My sister and I had a very interesting conversation
yesterday. I was telling her about my thoughts on healing, that it comes from
the heart and that in order for a person to be healed they need to be able to
love themselves unconditionally. I should put in at this point that my sister
is a Nurse-Practitioner, a very good one at that! She said that there is a
difference between being healed and being cured. I agree!
To help you to understand what is meant by this I will
give you two examples. The first woman has breast cancer and as part of the
treatment, she has a mastectomy. Her breast cancer is cured and it is no longer
present anywhere in her system. She never is able to come to terms with the
treatment, in this case the mastectomy, and she becomes bitter and broken
because she sees herself as broken. Has she been healed? Has she been cured of
the disease, but left unhealed and open for new disease and unhappiness to
filter into her life?
The second example is of a woman once again with cancer.
This time, the woman is at peace with herself, her complete self, even the
parts that have cancer. She is enjoying the life that she has, she moves
through her life with joy, passing that joy and love to others around her. She
eventually dies of the cancer, so it is clear that she was never cured, but was
she healed? I believe that she was. She lived a life of peace and joy, even if
she was living it with cancer, she never lived as a victim and she brought joy
to all around her. It is a fact that all on earth are going to pass on at some
point as it is the way of the Universe, we may not be able to control the way
that happens but we can be healed at the very core of our being and live life
to the fullest.
I have Multiple Sclerosis, I was diagnosed in 1992. I
went downhill rather quickly; steroids and I became very good friends. I couldn’t
walk without holding on to something; balance was not in my cards at that time.
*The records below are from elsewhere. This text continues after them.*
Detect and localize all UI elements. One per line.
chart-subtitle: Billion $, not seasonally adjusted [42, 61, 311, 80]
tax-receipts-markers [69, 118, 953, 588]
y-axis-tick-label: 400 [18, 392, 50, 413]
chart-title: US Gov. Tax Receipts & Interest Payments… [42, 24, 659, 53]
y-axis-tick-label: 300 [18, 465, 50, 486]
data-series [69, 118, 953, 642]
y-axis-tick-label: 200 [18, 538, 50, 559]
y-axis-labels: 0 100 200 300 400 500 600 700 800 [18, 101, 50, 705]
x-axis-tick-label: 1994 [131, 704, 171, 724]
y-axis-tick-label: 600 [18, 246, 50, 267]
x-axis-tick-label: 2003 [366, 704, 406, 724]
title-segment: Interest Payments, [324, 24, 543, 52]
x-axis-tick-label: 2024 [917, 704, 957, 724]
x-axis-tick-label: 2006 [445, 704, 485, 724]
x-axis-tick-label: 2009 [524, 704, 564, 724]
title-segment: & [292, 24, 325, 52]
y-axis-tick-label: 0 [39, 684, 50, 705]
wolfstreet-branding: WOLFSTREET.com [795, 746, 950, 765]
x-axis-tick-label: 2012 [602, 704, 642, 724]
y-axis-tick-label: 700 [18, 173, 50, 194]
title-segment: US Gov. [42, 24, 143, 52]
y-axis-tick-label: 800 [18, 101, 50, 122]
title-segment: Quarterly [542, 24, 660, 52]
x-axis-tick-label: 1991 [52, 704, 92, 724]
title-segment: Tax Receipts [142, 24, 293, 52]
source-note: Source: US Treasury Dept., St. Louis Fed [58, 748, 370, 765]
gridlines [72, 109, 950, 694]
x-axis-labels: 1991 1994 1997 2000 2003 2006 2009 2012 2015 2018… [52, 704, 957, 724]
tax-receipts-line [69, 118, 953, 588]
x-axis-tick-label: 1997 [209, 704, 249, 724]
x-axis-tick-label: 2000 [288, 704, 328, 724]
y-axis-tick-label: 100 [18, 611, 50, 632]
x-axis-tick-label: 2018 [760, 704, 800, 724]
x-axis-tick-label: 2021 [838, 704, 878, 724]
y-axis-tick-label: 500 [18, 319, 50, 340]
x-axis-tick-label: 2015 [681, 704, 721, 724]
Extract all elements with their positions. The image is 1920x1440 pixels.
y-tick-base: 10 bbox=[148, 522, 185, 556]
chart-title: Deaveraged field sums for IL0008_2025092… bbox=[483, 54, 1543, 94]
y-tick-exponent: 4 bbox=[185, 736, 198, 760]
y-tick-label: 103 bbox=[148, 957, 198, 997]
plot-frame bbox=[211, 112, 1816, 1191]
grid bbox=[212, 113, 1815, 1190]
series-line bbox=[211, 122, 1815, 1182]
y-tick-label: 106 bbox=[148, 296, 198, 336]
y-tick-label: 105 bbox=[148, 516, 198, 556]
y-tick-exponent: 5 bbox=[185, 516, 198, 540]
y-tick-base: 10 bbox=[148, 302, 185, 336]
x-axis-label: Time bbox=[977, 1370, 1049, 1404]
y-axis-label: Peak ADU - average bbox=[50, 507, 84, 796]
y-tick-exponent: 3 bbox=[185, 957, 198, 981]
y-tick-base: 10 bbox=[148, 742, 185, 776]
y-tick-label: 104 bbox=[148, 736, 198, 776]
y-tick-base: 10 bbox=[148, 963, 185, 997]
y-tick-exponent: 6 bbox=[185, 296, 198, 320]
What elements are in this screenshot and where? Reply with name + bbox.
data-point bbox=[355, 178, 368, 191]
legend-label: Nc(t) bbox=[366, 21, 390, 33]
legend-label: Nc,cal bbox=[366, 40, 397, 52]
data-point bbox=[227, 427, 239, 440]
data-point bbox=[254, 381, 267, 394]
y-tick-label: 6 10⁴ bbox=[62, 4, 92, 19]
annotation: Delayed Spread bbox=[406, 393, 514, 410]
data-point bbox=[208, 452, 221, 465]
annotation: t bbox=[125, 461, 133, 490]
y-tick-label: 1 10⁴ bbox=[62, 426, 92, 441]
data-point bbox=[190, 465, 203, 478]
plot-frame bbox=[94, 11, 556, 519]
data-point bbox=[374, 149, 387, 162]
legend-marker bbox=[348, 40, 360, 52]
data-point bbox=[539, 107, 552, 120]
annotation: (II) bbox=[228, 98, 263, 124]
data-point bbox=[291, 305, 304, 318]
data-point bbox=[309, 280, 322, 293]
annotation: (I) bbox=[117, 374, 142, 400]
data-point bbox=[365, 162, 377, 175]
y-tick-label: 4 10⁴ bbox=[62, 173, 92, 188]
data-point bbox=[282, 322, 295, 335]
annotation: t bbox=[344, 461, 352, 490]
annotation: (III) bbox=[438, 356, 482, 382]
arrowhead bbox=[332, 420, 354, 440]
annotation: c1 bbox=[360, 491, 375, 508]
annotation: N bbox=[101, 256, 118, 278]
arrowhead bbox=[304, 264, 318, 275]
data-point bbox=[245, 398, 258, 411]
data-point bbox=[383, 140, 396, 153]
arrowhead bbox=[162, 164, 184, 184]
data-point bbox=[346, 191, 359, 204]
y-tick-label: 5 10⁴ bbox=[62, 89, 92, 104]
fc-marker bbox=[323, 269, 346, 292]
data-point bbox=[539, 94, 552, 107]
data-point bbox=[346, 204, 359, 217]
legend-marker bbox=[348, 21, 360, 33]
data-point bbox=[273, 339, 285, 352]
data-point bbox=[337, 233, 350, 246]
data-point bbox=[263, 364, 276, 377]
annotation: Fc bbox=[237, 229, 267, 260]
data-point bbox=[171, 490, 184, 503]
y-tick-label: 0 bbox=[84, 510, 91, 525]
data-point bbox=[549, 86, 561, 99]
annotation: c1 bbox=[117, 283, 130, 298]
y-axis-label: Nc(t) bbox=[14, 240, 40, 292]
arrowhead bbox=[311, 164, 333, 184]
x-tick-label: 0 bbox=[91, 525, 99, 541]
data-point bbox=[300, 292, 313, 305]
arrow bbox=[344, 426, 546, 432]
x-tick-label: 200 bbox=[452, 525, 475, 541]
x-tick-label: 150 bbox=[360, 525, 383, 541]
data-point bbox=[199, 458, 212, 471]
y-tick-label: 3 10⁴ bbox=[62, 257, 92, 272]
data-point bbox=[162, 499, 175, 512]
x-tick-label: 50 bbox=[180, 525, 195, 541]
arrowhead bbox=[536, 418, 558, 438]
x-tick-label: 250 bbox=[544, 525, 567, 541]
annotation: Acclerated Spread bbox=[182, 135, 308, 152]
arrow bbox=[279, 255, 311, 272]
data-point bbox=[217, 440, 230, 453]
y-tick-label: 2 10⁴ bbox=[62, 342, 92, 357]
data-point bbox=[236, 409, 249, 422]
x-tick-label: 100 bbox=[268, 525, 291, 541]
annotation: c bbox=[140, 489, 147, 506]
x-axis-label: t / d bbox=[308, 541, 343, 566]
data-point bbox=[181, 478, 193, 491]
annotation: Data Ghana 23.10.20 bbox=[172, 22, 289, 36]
I went blind in my left eye. I have been numb from the waist down with bruising
all over my legs and no idea how it happened. I have to laugh at the many, many
times I have dropped something to the floor when I was attempting to place it
on the counter, I had no depth perception at all. This was in 1992, 20 years
ago. I was on IV meds for five days at a time; I came back down on Prednisone.
I have had knee surgery as part of my thigh bone broke off and was floating
around inside my knee cap. This was due to the large amount of steroids that I
have taken in my life.
Most people would have no idea that I have an incurable
disease, or a disease that has no cure known to the medical field at this time.
I have “healed” myself; I have healed myself in the definition of healing given
above. I still have an injection that I give myself every day, I will not stop
taking the medicine until I am instructed to do so by my Neurologist, but I have healed. I embrace the path that I have gone down and
there are times that I can see where it has changed my life for the better. I
have empathy for those with disease, I can understand the thoughts and feelings
that they express in regard to what they are going through. I can honestly tell
them that true healing comes from the heart and from the way we handle the disease.
I have experienced this myself and I can talk to them from my heart and
understand what they are saying with compassion. I also know when it’s time to
move forward and not let the disease control them, but to have the Client take
control of the disease.
I have tested “normal” for an eye test (I don’t remember
if it is an EEG for sure) that I should not have tested normal on. I have MS
and I have Optical Neuritis. These two together should make it to where I never
test normal on this. They say it’s impossible; I have had more than one Doctor
comment on my normal results. Does this mean that I am cured of Optical
Neuritis? I think that I might be cured and I know that I am healed.
I hope to one day be cured of MS, as I heal more and more
each day and get closer to that level of total unconditional love of self I
know that the cure of this disease is getting closer.
I work to heal people and in their healing I hope that
they are cured. It is a team effort, the Client, myself, the energy, and their
Doctor or Therapist. Healing comes from
the level of the heart and unconditional love. I do not claim to cure people,
but I do claim to help them to heal. There is a difference.